The length of time that has passed since the 1977 publication of the original trilogy is one thing that the Star Wars sequels make glaringly clear. Many fans got to see their favourite Star Wars characters in their later years for the first time. Although it wasn’t necessarily a terrible thing, the filmmakers were a little concerned.
Mark Hamill voiced his concerns in a conversation with The New York Times. “Nobody wants to see us in our 50s, 60s, or 70s racing around and colliding with the Death Star. That is sad.”
Hamill was partially correct; the older characters would draw a good amount of criticism from fans. However, the majority of their criticisms weren’t about the characters’ age, but rather how they were portrayed. They believed that the classic characters that they had known for so long had been abused in the sequels.
It seems Hamill was the only one who believed they were too old to take on their previous roles. Hamill was actually taken aback when he learned that Harrison Ford had agreed to star in the sequels. Ford was “too old, too rich, and too cranky,” in his opinion, to accept the offer. Ford agreed, though, and Hamill felt compelled to do the same. But this shouldn’t come as a surprise. Ford never felt too old to play Han Solo, despite being by far the oldest of the main protagonists.
Harrison Ford Was the Oldest Member of the Main Cast in Star Wars
Harrison Ford reportedly took on the role of Han Solo when he was 35 years old, Mark Hamill and Carrie Fisher, who played the roles of Luke Skywalker and Princess Leia, respectively, were 26 and 21 years old (via ASmoothSea). Ford stood out from the rest of the cast since he was almost 10 years older than his co-stars.

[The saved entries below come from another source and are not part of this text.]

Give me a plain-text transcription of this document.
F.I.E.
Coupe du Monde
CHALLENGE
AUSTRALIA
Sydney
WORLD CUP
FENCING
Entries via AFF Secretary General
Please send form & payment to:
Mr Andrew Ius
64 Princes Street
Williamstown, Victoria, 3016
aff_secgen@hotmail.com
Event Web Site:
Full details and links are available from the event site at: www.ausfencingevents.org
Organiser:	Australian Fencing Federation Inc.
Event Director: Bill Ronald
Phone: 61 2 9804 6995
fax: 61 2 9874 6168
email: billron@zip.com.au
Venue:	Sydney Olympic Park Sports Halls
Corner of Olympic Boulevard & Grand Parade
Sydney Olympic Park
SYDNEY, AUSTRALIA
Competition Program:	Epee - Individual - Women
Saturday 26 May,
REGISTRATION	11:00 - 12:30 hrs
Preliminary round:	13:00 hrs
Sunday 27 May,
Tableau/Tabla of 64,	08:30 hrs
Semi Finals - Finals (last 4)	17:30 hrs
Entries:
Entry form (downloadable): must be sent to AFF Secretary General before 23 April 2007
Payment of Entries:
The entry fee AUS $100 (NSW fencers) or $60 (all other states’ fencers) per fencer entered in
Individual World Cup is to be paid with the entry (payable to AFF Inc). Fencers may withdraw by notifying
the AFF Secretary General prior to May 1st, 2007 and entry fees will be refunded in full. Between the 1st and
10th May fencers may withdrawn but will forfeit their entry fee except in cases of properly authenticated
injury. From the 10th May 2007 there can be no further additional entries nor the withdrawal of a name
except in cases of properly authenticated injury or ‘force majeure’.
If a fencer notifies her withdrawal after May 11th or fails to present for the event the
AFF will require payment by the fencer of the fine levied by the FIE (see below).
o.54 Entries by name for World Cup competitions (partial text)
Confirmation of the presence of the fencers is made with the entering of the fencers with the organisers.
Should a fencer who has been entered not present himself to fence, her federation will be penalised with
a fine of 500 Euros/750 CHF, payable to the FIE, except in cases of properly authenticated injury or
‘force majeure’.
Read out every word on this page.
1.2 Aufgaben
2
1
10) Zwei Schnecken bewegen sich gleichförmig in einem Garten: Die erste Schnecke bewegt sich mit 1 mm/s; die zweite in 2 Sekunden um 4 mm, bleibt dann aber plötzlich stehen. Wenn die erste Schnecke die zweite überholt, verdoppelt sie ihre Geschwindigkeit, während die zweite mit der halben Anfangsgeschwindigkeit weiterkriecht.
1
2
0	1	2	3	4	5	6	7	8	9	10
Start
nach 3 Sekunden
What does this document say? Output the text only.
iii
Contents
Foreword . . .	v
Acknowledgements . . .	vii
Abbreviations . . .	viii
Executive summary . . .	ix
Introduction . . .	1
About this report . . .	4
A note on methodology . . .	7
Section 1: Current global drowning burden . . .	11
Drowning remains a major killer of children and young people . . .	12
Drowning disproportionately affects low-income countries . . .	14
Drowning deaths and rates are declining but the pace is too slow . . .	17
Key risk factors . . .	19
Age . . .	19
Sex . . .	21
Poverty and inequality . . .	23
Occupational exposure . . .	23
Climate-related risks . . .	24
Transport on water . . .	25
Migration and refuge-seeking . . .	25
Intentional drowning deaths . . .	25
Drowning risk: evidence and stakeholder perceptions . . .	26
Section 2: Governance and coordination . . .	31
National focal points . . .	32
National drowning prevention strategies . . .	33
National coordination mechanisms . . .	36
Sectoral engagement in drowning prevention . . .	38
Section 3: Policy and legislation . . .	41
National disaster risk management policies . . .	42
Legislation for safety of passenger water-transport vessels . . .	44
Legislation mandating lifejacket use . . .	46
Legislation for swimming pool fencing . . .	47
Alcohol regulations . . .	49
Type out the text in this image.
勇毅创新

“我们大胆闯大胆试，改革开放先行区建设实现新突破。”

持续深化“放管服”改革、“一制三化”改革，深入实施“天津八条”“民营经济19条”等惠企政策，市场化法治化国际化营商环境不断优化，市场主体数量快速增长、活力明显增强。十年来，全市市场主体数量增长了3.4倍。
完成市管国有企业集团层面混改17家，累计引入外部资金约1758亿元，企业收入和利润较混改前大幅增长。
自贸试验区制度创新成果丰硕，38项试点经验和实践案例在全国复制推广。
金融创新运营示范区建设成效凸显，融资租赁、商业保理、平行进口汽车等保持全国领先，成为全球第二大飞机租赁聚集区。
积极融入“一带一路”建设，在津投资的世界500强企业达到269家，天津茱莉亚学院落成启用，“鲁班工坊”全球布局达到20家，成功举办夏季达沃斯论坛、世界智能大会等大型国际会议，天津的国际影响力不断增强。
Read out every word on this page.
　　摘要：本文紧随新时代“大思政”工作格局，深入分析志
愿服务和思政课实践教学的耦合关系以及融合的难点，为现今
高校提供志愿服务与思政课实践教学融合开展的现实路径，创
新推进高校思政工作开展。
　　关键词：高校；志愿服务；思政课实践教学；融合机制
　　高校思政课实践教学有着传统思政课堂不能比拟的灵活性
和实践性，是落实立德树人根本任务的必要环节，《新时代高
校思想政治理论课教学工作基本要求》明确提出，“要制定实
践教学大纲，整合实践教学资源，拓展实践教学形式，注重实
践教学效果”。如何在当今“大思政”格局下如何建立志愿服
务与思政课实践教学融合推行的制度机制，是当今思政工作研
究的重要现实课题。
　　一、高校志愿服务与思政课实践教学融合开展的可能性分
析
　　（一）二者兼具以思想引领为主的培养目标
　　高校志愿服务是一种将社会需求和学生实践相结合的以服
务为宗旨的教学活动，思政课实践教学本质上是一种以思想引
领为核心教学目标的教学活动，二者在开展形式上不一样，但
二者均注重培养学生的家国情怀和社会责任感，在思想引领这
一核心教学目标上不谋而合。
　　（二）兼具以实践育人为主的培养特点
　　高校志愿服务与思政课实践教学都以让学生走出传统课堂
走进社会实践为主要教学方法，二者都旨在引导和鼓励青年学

He was also the only one of the trio to land his position by chance. Ford started acting when he was 21 but his career never really took off. He agreed to a deal that would pay him $150 a week to play small parts in films and television shows. His breakthrough performance came in the movie American Graffiti. In addition, Ford primarily supported himself by working as a carpenter on film sets. He was given the chance to play Han Solo after a studio supervisor requested him to take part in a line-reading at random. Ford’s career was sparked by that one encounter. He would become well-known and appear in hit movies like Blade Runner and Indiana Jones.
Harrison Ford’s Seemed Fated for the Role That Would Eventually Launch His Career
A crucial lesson is taught by the tale of how Harrison Ford’s career took off: success can occur at any time. You never know when a decision can cause a chain reaction that completely transforms your life. Both Harrison Ford and Star Wars experienced the same thing.
Similar to Ford, the success of Star Wars seemed to happen at random. For it to become a worldwide phenomenon, all the stars had to be in the right place, which brings us back to the sequels and Mark Hamill.
According to Hamill, “I was extremely scared [by the prospect of the sequels].” The chance of twice capturing lightning in a bottle seemed absurdly remote, so I reasoned, “Why tamper with it?”
It is difficult to miss Hamill’s message. The original Star Wars movies were too haphazard in many aspects for them to be faithfully recreated. Disney’s sequel trilogy and George Lucas’ prequel trilogy both received harsh criticism. Furthermore, a large portion of the most widely read Star Wars fiction defies the rules established by the first three films on purpose.
The question of whether Harrison Ford’s or Star Wars’ success was random or not is mostly subjective. One might argue that Ford and Lucasfilms both put a lot of effort into making their presences known in the film business. Ascribing everything to chance undervalues their efforts. Ford’s tale, however, shows that chance will always play a part. The extent to which it affects events depends on the viewpoint.
Harrison Ford and Mark Hamill were concerned that they were too old to play older characters in the Star Wars sequels. Hamill felt Harrison Ford was “too old, too rich, and too cranky” to accept the role of Han Solo. Ford was 35 years old when he played Han Solo, while his co-stars were 26 and 21 years old. Ford started acting when he was 21 but his career never really took off until he played Han Solo in the movie American Graffiti. The success of Star Wars seemed to happen at random as all the pieces had to fall into place for it to succeed.